遅かれ早かれ、こういう運命だったのであろう。自分は今、死に場所を歩いている。人にとって死に場所は沢山あるだろう。屋上や電車など。最後に自分が生きていた証を残そうと、人の注目が集まる場所で。自分がこの世からいなくなり、忘れ去られるのは怖い。その気持ちは今になって痛いほど分かる。ただ、自分は人の喧騒の中で死ぬのは御免だ。誰にも干渉されず、静かに最後のときを迎えたい。

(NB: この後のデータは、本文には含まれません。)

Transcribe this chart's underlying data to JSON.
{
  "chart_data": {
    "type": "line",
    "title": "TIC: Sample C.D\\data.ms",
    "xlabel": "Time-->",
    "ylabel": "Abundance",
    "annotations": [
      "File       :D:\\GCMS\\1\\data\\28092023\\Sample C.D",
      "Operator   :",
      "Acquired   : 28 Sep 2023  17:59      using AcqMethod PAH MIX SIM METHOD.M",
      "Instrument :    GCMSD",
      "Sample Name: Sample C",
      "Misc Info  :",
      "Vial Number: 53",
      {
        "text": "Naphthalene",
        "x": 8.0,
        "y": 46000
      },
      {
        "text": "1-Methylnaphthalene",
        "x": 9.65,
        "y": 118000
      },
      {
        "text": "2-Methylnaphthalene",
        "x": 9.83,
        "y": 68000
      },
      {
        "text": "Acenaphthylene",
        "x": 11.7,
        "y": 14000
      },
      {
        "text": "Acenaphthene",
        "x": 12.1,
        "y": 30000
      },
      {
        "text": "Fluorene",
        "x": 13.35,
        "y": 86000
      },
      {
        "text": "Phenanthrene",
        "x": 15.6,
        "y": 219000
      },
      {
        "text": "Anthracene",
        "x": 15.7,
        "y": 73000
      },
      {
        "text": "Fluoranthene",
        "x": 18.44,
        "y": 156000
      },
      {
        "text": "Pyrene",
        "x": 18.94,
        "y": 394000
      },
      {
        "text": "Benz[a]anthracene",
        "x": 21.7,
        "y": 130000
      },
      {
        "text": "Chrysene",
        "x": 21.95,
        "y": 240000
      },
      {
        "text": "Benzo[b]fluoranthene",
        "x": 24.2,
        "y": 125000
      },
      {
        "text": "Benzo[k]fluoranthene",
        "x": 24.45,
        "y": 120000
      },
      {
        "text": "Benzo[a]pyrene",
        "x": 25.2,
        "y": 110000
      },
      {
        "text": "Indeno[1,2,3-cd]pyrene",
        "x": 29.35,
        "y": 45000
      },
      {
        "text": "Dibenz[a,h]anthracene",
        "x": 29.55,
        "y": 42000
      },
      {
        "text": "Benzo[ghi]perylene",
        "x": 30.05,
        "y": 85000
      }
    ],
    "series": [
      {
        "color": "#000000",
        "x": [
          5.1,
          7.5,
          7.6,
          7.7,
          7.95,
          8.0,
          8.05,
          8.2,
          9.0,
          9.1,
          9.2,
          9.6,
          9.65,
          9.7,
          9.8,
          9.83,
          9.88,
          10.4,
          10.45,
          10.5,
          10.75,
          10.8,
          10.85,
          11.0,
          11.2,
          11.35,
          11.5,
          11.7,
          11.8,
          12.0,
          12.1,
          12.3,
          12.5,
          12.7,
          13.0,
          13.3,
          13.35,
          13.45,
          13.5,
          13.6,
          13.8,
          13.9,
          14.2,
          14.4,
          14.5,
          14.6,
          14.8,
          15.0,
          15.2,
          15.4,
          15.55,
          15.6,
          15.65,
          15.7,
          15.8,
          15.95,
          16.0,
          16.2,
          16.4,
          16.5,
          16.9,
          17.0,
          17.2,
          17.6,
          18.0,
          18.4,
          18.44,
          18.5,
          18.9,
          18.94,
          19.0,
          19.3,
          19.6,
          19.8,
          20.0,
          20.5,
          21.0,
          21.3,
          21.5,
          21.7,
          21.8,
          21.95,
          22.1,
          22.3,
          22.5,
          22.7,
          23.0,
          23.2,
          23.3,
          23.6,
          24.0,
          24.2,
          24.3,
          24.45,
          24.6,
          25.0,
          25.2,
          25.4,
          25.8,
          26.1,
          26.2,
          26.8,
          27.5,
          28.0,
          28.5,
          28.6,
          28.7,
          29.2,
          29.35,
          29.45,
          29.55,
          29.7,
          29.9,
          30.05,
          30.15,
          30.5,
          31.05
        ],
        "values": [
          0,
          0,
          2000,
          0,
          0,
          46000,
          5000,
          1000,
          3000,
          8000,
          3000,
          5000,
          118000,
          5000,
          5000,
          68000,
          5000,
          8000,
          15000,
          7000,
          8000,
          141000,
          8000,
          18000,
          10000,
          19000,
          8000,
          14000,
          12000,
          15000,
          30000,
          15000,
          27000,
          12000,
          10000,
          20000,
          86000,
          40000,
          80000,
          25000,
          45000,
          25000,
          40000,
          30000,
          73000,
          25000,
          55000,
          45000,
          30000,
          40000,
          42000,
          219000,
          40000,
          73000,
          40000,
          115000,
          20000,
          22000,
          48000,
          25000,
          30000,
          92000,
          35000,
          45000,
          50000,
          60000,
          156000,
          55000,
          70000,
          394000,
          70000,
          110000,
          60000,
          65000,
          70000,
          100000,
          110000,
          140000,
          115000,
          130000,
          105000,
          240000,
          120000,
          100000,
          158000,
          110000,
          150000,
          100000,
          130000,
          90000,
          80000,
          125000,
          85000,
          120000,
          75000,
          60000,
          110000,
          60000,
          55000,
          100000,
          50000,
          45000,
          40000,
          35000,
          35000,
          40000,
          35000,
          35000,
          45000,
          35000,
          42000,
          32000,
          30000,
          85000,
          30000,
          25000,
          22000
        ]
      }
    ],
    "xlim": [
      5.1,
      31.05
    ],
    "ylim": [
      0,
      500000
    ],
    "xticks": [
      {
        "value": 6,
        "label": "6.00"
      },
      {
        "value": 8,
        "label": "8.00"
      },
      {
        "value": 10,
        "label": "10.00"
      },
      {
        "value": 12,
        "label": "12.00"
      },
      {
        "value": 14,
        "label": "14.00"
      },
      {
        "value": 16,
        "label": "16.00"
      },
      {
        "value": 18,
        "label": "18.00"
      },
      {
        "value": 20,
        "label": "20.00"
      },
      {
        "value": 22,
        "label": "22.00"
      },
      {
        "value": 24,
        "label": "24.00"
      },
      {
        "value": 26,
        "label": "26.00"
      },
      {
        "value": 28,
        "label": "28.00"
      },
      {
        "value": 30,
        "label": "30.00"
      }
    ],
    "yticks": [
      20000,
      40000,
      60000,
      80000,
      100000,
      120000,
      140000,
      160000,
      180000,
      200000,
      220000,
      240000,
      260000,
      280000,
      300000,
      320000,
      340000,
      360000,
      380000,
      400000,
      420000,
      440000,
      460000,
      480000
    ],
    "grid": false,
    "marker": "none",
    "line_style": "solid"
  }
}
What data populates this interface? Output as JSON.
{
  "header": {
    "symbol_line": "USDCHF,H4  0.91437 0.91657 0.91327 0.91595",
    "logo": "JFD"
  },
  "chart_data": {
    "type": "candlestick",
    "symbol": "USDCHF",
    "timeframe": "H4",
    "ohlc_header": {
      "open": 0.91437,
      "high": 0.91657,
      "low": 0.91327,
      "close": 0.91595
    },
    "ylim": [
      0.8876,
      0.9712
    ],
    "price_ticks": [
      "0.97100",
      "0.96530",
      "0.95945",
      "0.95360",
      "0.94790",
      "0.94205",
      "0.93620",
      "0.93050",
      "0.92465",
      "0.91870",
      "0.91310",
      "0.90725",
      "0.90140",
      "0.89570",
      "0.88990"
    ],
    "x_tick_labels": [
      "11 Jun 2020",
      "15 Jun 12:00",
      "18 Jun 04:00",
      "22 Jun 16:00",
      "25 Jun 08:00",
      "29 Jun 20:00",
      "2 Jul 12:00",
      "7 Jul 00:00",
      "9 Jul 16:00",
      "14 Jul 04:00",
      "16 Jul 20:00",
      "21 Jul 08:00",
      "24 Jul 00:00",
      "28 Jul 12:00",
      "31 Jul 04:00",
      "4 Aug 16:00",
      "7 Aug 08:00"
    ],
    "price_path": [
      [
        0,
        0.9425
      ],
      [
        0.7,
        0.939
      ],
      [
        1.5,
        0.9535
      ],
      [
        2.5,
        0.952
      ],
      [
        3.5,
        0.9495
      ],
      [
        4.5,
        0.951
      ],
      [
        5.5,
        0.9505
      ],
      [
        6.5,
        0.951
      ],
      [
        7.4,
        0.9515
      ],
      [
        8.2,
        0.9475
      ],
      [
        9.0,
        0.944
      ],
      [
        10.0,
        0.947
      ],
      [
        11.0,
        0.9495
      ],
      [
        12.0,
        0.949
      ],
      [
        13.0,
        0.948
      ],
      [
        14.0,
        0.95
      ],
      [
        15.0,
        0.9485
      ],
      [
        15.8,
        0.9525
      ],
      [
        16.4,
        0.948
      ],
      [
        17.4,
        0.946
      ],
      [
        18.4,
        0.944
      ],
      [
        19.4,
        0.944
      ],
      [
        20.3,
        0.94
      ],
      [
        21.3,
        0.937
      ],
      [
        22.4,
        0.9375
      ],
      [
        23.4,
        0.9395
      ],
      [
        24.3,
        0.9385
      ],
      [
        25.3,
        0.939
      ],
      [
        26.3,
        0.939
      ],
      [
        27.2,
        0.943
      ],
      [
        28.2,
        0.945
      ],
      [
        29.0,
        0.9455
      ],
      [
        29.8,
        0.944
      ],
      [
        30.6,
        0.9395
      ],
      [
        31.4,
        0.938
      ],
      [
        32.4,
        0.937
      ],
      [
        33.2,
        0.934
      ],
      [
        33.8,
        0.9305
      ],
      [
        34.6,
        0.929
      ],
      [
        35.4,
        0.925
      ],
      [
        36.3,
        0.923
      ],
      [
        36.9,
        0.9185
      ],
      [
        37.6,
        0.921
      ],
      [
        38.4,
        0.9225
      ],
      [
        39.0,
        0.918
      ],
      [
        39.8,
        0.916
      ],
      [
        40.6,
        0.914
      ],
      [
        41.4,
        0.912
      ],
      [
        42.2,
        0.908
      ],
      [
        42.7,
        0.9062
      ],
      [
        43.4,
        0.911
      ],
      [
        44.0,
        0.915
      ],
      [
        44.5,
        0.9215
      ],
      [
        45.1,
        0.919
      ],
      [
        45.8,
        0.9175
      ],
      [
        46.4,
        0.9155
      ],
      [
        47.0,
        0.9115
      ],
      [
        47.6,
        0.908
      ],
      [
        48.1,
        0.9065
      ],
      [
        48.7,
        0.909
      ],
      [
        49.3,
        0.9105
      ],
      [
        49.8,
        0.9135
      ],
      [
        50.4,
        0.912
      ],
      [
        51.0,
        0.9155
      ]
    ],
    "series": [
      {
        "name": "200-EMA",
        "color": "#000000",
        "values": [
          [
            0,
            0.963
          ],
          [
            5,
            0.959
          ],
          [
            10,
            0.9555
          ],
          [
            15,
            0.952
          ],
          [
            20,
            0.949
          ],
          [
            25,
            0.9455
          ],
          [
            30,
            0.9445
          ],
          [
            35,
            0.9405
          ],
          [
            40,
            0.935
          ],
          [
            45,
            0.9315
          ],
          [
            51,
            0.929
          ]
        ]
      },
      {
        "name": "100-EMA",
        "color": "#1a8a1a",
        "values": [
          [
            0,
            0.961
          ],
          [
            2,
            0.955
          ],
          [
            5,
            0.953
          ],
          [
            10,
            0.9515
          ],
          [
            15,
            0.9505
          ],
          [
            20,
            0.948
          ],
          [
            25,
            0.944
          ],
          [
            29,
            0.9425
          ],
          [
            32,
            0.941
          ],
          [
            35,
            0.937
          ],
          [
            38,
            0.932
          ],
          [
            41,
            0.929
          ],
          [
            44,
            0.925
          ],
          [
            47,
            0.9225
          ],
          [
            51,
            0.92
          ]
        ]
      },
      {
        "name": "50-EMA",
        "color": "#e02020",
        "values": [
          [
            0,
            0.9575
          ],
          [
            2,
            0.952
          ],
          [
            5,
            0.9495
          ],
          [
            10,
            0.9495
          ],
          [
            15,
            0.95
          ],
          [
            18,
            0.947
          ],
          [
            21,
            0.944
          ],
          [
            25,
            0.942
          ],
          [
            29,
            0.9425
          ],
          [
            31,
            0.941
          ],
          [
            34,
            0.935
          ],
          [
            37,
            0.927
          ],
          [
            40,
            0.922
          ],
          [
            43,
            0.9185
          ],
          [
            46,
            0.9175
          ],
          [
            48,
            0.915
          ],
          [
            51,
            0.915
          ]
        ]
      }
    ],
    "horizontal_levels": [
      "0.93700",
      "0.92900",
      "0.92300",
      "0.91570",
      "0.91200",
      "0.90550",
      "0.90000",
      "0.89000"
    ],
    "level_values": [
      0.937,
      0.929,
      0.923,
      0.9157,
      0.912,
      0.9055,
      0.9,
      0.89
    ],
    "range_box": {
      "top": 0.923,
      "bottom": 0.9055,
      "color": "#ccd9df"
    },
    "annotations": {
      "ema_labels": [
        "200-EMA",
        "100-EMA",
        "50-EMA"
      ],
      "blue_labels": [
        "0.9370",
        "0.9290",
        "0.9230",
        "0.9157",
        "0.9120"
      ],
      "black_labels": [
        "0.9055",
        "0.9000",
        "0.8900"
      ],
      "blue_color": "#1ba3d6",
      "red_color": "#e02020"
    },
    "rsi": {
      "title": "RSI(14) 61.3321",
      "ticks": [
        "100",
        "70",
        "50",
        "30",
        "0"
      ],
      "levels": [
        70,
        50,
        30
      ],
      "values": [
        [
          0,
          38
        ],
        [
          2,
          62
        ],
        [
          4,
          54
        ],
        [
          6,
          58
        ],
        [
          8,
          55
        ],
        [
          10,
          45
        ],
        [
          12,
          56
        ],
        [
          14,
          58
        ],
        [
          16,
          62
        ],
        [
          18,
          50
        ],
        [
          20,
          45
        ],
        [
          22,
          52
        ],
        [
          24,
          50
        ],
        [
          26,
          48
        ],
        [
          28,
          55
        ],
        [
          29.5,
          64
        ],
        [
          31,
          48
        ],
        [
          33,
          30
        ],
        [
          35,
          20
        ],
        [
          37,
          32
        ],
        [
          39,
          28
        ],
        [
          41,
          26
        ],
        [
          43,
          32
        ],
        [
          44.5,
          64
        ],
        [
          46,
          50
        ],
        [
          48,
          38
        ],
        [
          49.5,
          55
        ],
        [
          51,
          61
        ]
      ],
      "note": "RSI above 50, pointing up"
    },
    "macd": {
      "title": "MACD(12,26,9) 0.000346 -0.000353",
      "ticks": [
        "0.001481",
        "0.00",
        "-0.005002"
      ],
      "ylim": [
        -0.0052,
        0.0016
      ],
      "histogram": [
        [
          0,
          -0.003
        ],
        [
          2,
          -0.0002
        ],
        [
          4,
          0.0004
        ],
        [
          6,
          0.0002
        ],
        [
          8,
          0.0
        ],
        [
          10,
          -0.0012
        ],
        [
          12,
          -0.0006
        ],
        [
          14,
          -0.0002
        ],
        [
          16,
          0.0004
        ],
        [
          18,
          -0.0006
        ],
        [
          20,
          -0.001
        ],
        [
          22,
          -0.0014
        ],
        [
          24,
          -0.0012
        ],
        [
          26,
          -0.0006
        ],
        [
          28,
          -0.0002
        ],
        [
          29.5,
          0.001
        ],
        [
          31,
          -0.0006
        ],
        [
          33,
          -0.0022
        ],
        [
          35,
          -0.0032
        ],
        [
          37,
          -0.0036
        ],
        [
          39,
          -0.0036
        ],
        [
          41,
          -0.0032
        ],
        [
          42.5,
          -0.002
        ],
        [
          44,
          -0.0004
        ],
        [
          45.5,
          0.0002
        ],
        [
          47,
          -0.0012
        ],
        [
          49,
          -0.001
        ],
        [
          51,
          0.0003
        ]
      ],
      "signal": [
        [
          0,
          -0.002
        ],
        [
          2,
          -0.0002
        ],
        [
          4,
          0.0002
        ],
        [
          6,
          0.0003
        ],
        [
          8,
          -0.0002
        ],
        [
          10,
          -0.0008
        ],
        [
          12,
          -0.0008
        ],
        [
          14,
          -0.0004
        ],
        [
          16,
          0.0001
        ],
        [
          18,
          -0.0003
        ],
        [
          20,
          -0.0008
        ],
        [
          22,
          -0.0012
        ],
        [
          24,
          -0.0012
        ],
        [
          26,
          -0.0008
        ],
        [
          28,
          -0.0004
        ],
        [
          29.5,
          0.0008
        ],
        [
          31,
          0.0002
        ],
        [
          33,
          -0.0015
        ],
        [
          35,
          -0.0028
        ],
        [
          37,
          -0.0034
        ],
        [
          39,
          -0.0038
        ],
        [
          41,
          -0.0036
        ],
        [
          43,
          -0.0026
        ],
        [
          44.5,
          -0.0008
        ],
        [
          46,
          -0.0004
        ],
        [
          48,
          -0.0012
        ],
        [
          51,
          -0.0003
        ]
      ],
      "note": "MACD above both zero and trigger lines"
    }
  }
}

自然は好きだ。干渉せず、ただ側に居てくれる。変に気を使わなくていい。そう、自分は今樹海をさ迷っている。ありきたりだが、最後の場所として有名な樹海を選んだ。なぜ選んだかと言われると答えに困ってしまうが、多くの人が最後の場所に選ぶところを一目見ておきたかったのだ。しばらく歩いた。自分がどこに進んでいるかも分からない。疲れ果て、倒れている木に腰を掛けた。豊かな自然に見とれてしまう。しかし、すぐに目は他のものに見とれてしまう。自分と同じ、ここを最後の場所に選んだ者だ。小太りの男だが、最後に今までの人生に思いを馳せているのか、目を瞑ったまま縄を握っている。えらく冷静だ。人が死ぬ間際を初めて見た。このまま声を掛けなかったら、この男は死ぬ運命だろう。自分はこの男の運命を変えていいものだろうか。そう考えているうちに自分は、その男の運命を変えてしまっていた。